Breaking News
light_mode

Begini Cara Melawan Bahaya Konsumerisme Ala Gus Syarif

  • account_circle Makhfud Syawaludin
  • calendar_month Kam, 6 Mar 2025
  • visibility 1.164
  • comment 1 komentar

Pohjentrek, NU Pasuruan

Wakil Sekretaris Pengurus Cabang (PC) Lembaga Dakwah Nahdlatul Ulama (LDNU) Kabupaten Pasuruan Gus Syarif Hidayatullah menerangkan metode agar tidak terjerumus kepada perilaku konsumerisme. Yakni kebiasaan seseorang dalam membeli sesuatu yang bertujuan untuk mencapai kepuasan dan status sosial. Bukan untuk tujuan memenuhi kebutuhan.
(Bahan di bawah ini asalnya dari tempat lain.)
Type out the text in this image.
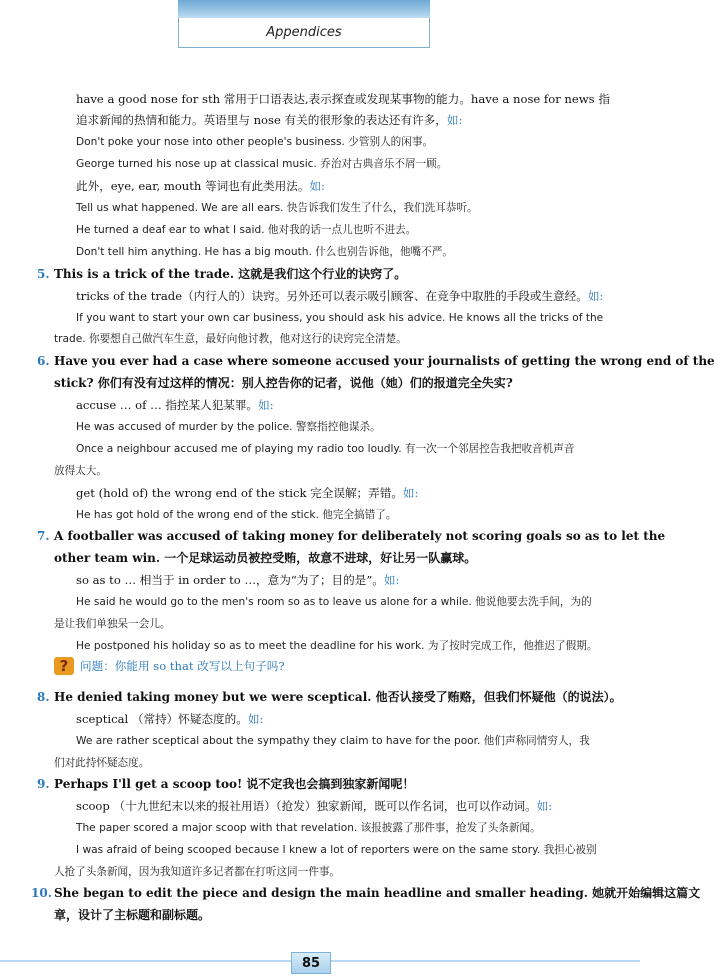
Appendices
have a good nose for sth 常用于口语表达,表示探查或发现某事物的能力。have a nose for news 指
追求新闻的热情和能力。英语里与 nose 有关的很形象的表达还有许多，如:
Don't poke your nose into other people's business. 少管别人的闲事。
George turned his nose up at classical music. 乔治对古典音乐不屑一顾。
此外，eye, ear, mouth 等词也有此类用法。如:
Tell us what happened. We are all ears. 快告诉我们发生了什么，我们洗耳恭听。
He turned a deaf ear to what I said. 他对我的话一点儿也听不进去。
Don't tell him anything. He has a big mouth. 什么也别告诉他，他嘴不严。
tricks of the trade（内行人的）诀窍。另外还可以表示吸引顾客、在竞争中取胜的手段或生意经。如:
If you want to start your own car business, you should ask his advice. He knows all the tricks of the
trade. 你要想自己做汽车生意，最好向他讨教，他对这行的诀窍完全清楚。
stick? 你们有没有过这样的情况：别人控告你的记者，说他（她）们的报道完全失实?
accuse … of … 指控某人犯某罪。如:
He was accused of murder by the police. 警察指控他谋杀。
Once a neighbour accused me of playing my radio too loudly. 有一次一个邻居控告我把收音机声音
放得太大。
get (hold of) the wrong end of the stick 完全误解；弄错。如:
He has got hold of the wrong end of the stick. 他完全搞错了。
other team win. 一个足球运动员被控受贿，故意不进球，好让另一队赢球。
so as to … 相当于 in order to …，意为“为了；目的是”。如:
He said he would go to the men's room so as to leave us alone for a while. 他说他要去洗手间，为的
是让我们单独呆一会儿。
He postponed his holiday so as to meet the deadline for his work. 为了按时完成工作，他推迟了假期。
sceptical （常持）怀疑态度的。如:
We are rather sceptical about the sympathy they claim to have for the poor. 他们声称同情穷人，我
们对此持怀疑态度。
scoop （十九世纪末以来的报社用语）（抢发）独家新闻，既可以作名词，也可以作动词。如:
The paper scored a major scoop with that revelation. 该报披露了那件事，抢发了头条新闻。
I was afraid of being scooped because I knew a lot of reporters were on the same story. 我担心被别
人抢了头条新闻，因为我知道许多记者都在打听这同一件事。
章，设计了主标题和副标题。
5. This is a trick of the trade. 这就是我们这个行业的诀窍了。
6. Have you ever had a case where someone accused your journalists of getting the wrong end of the
7. A footballer was accused of taking money for deliberately not scoring goals so as to let the
8. He denied taking money but we were sceptical. 他否认接受了贿赂，但我们怀疑他（的说法）。
9. Perhaps I'll get a scoop too! 说不定我也会搞到独家新闻呢！
10. She began to edit the piece and design the main headline and smaller heading. 她就开始编辑这篇文
?	问题：你能用 so that 改写以上句子吗?
85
“Kita sekarang berada di era yang mana gaya hidup menjadi tujuan utama bagi setiap orang. Kita telah mengesampingkan kebutuhan kita sehari-hari dan kita lebih mendahulukan gaya hidup,” ujarnya di Program Hidayat Ramadhan (Hikam) di kanal YouTube NU Pasuruan.
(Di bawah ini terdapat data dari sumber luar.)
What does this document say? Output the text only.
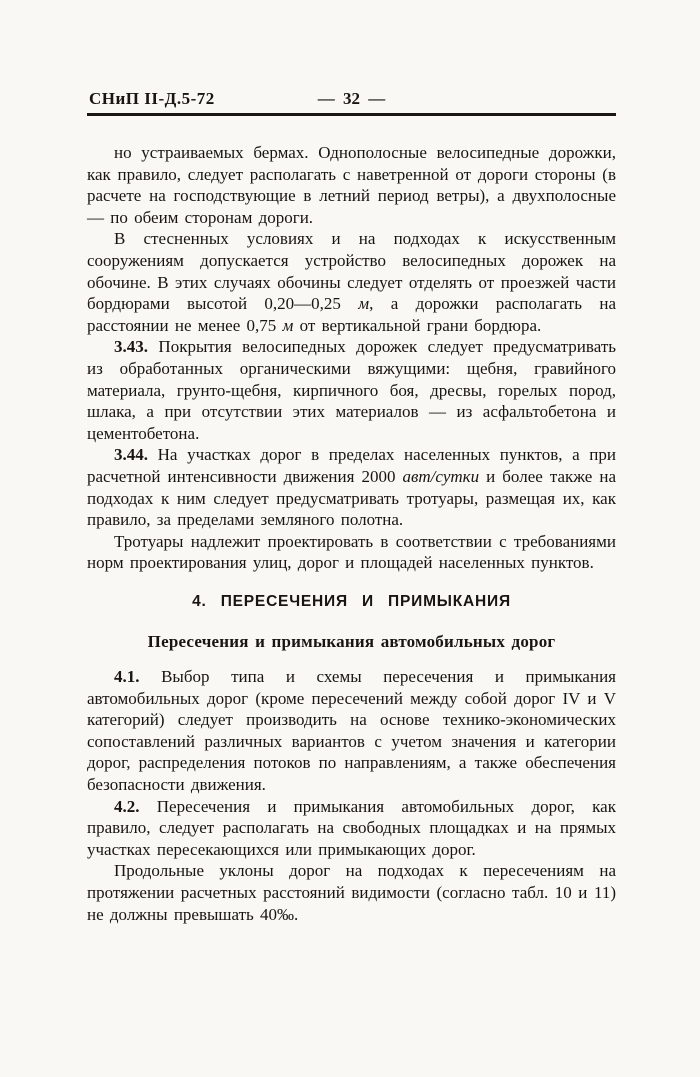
СНиП II-Д.5-72	— 32 —

но устраиваемых бермах. Однополосные велосипедные дорожки, как правило, следует располагать с наветренной от дороги стороны (в расчете на господствующие в летний период ветры), а двухполосные — по обеим сторонам дороги.

В стесненных условиях и на подходах к искусственным сооружениям допускается устройство велосипедных дорожек на обочине. В этих случаях обочины следует отделять от проезжей части бордюрами высотой 0,20—0,25 м, а дорожки располагать на расстоянии не менее 0,75 м от вертикальной грани бордюра.

3.43. Покрытия велосипедных дорожек следует предусматривать из обработанных органическими вяжущими: щебня, гравийного материала, грунто-щебня, кирпичного боя, дресвы, горелых пород, шлака, а при отсутствии этих материалов — из асфальтобетона и цементобетона.

3.44. На участках дорог в пределах населенных пунктов, а при расчетной интенсивности движения 2000 авт/сутки и более также на подходах к ним следует предусматривать тротуары, размещая их, как правило, за пределами земляного полотна.

Тротуары надлежит проектировать в соответствии с требованиями норм проектирования улиц, дорог и площадей населенных пунктов.

4. ПЕРЕСЕЧЕНИЯ И ПРИМЫКАНИЯ
Пересечения и примыкания автомобильных дорог

4.1. Выбор типа и схемы пересечения и примыкания автомобильных дорог (кроме пересечений между собой дорог IV и V категорий) следует производить на основе технико-экономических сопоставлений различных вариантов с учетом значения и категории дорог, распределения потоков по направлениям, а также обеспечения безопасности движения.

4.2. Пересечения и примыкания автомобильных дорог, как правило, следует располагать на свободных площадках и на прямых участках пересекающихся или примыкающих дорог.

Продольные уклоны дорог на подходах к пересечениям на протяжении расчетных расстояний видимости (согласно табл. 10 и 11) не должны превышать 40‰.
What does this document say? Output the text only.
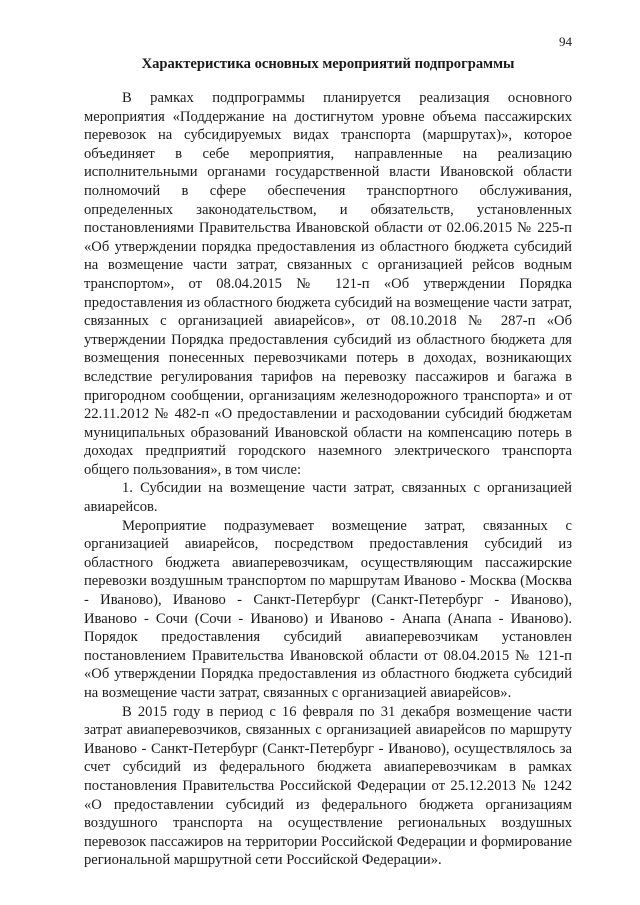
94
Характеристика основных мероприятий подпрограммы

В рамках подпрограммы планируется реализация основного мероприятия «Поддержание на достигнутом уровне объема пассажирских перевозок на субсидируемых видах транспорта (маршрутах)», которое объединяет в себе мероприятия, направленные на реализацию исполнительными органами государственной власти Ивановской области полномочий в сфере обеспечения транспортного обслуживания, определенных законодательством, и обязательств, установленных постановлениями Правительства Ивановской области от 02.06.2015 № 225-п «Об утверждении порядка предоставления из областного бюджета субсидий на возмещение части затрат, связанных с организацией рейсов водным транспортом», от 08.04.2015 № 121-п «Об утверждении Порядка предоставления из областного бюджета субсидий на возмещение части затрат, связанных с организацией авиарейсов», от 08.10.2018 № 287-п «Об утверждении Порядка предоставления субсидий из областного бюджета для возмещения понесенных перевозчиками потерь в доходах, возникающих вследствие регулирования тарифов на перевозку пассажиров и багажа в пригородном сообщении, организациям железнодорожного транспорта» и от 22.11.2012 № 482-п «О предоставлении и расходовании субсидий бюджетам муниципальных образований Ивановской области на компенсацию потерь в доходах предприятий городского наземного электрического транспорта общего пользования», в том числе:

1. Субсидии на возмещение части затрат, связанных с организацией авиарейсов.

Мероприятие подразумевает возмещение затрат, связанных с организацией авиарейсов, посредством предоставления субсидий из областного бюджета авиаперевозчикам, осуществляющим пассажирские перевозки воздушным транспортом по маршрутам Иваново - Москва (Москва - Иваново), Иваново - Санкт-Петербург (Санкт-Петербург - Иваново), Иваново - Сочи (Сочи - Иваново) и Иваново - Анапа (Анапа - Иваново). Порядок предоставления субсидий авиаперевозчикам установлен постановлением Правительства Ивановской области от 08.04.2015 № 121-п «Об утверждении Порядка предоставления из областного бюджета субсидий на возмещение части затрат, связанных с организацией авиарейсов».

В 2015 году в период с 16 февраля по 31 декабря возмещение части затрат авиаперевозчиков, связанных с организацией авиарейсов по маршруту Иваново - Санкт-Петербург (Санкт-Петербург - Иваново), осуществлялось за счет субсидий из федерального бюджета авиаперевозчикам в рамках постановления Правительства Российской Федерации от 25.12.2013 № 1242 «О предоставлении субсидий из федерального бюджета организациям воздушного транспорта на осуществление региональных воздушных перевозок пассажиров на территории Российской Федерации и формирование региональной маршрутной сети Российской Федерации».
Keluarga Pondok Pesantren Salafiyah Al-Choliliyah Lekok itu juga menerangkan, cukup banyak orang yang membeli barang mewah dan barang branded. Tujuannya hanya sekedar melampiaskan hasrat untuk memenuhi gaya hidupnya.

“Sampai-sampai banyak orang yang rela melakukan segala cara. Menghalalkan segala cara untuk memenuhi gaya hidupnya. Orang berani mencuri, orang berani merampas hak orang lain, orang berani mencopet, membegal, hingga korupsi,” imbuh Alumnus Institut Teknologi dan Sains Nahdlatul Ulama (ITSNU) Pasuruan (Saat ini menjadi Universitas Nahdlatul Ulama Pasuruan) itu.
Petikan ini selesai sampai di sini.